Shilla mendadak pucat pasi. Ia
menengok pada Oik yang terlihat sangat akrab dengan Gabriel. Shilla menggeleng
tak percaya. Ga boleh.. Ga boleh.. Ga
akan terjadi.. Gue ga bakalan rela..
“Bisa mulai sekarang, Ik? Gue masih
ada jadwal recording setelah ini.”
Shilla memusatkan fokusnya pada Oik, mengabaikan Gabriel yang sedang menatapnya
tajam.
“Bisa,” Oik mengangguk lalu beralih
pada Gabriel, “Gue masuk duluan, Gab. Jangan nyerah! Tetep cari temen lama lo
itu, ya. Bantuin dia balik jadi dia yang dulu.” Oik menepuk-nepuk pundak
Gabriel sejenak lalu masuk ke dalam apartemennya bersama Cakka dan Shilla.
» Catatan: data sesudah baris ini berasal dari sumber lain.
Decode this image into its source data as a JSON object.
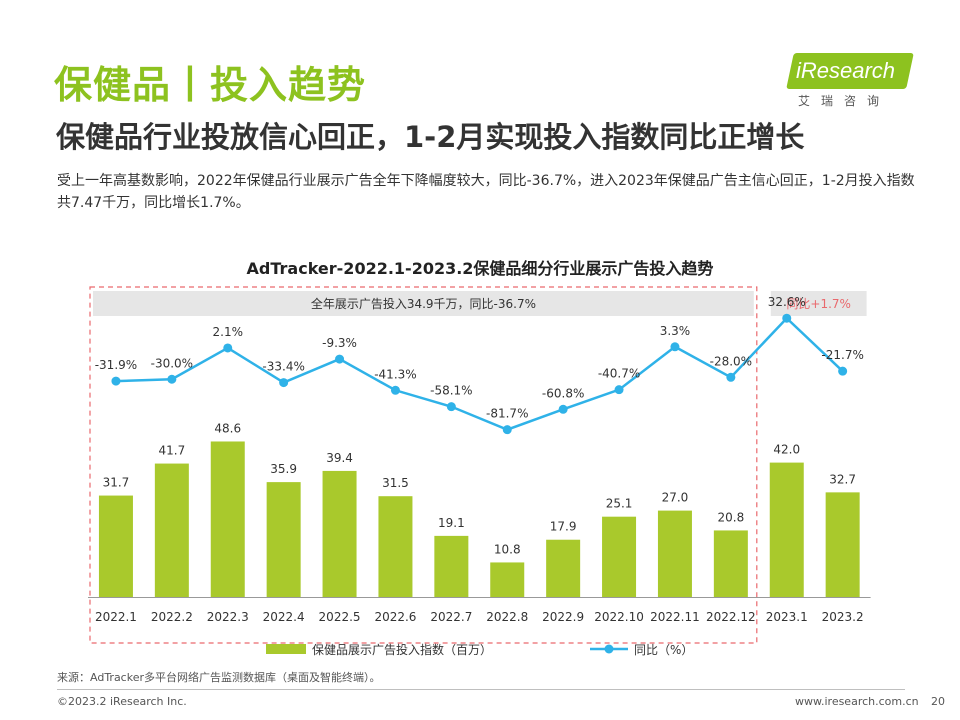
{
  "page": {
    "title": "保健品丨投入趋势",
    "subtitle": "保健品行业投放信心回正，1-2月实现投入指数同比正增长",
    "description": "受上一年高基数影响，2022年保健品行业展示广告全年下降幅度较大，同比-36.7%，进入2023年保健品广告主信心回正，1-2月投入指数共7.47千万，同比增长1.7%。",
    "source": "来源：AdTracker多平台网络广告监测数据库（桌面及智能终端）。",
    "copyright": "©2023.2 iResearch Inc.",
    "website": "www.iresearch.com.cn",
    "page_number": "20"
  },
  "logo": {
    "text": "iResearch",
    "subtext": "艾瑞咨询"
  },
  "colors": {
    "title_green": "#8dc21f",
    "bar_green": "#a9c92c",
    "line_blue": "#2fb2e8",
    "box_dashed_red": "#e9696d",
    "growth_label_red": "#e9696d",
    "annotation_bg": "#e6e6e6"
  },
  "chart_data": {
    "type": "bar",
    "title": "AdTracker-2022.1-2023.2保健品细分行业展示广告投入趋势",
    "categories": [
      "2022.1",
      "2022.2",
      "2022.3",
      "2022.4",
      "2022.5",
      "2022.6",
      "2022.7",
      "2022.8",
      "2022.9",
      "2022.10",
      "2022.11",
      "2022.12",
      "2023.1",
      "2023.2"
    ],
    "series": [
      {
        "name": "保健品展示广告投入指数（百万）",
        "type": "bar",
        "values": [
          31.7,
          41.7,
          48.6,
          35.9,
          39.4,
          31.5,
          19.1,
          10.8,
          17.9,
          25.1,
          27.0,
          20.8,
          42.0,
          32.7
        ],
        "labels": [
          "31.7",
          "41.7",
          "48.6",
          "35.9",
          "39.4",
          "31.5",
          "19.1",
          "10.8",
          "17.9",
          "25.1",
          "27.0",
          "20.8",
          "42.0",
          "32.7"
        ]
      },
      {
        "name": "同比（%）",
        "type": "line",
        "values": [
          -31.9,
          -30.0,
          2.1,
          -33.4,
          -9.3,
          -41.3,
          -58.1,
          -81.7,
          -60.8,
          -40.7,
          3.3,
          -28.0,
          32.6,
          -21.7
        ],
        "labels": [
          "-31.9%",
          "-30.0%",
          "2.1%",
          "-33.4%",
          "-9.3%",
          "-41.3%",
          "-58.1%",
          "-81.7%",
          "-60.8%",
          "-40.7%",
          "3.3%",
          "-28.0%",
          "32.6%",
          "-21.7%"
        ]
      }
    ],
    "annotations": {
      "year_2022": "全年展示广告投入34.9千万，同比-36.7%",
      "year_2023": "同比+1.7%"
    },
    "legend_position": "bottom",
    "grid": false
  }
}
Meninggalkan Gabriel yang termangu hebat.
**
Oik duduk pada sebuah kursi kayu. Ia
terus berteriak-teriak memberikan arahan pada anak buahnya pagi itu. Oik
beralih menatap Alvin. Rupanya laki-laki itu sedang mengatir kameranya pada
sebuah tripod. Oik tersenyum melihatnya. Lalu, pandangannya beralih pada Cakka
dan Shilla.
“Lama banget, sih, mulainya?
Anginnya kenceng, nih! Gue bisa masuk angin lama-lama!” Shilla terus menggerutu
sejak tadi.
Oik menatapnya tak suka, “Gue, kan,
udah bilang.. Pake kostum biasa aja! Angin pantai pagi itu dingin, kenceng. Lo
aja yang ga ngedengerin gue!”
“Tap––,” Shilla sudah hendak protes
lagi ketika Cakka menahan lengannya dengan lembut.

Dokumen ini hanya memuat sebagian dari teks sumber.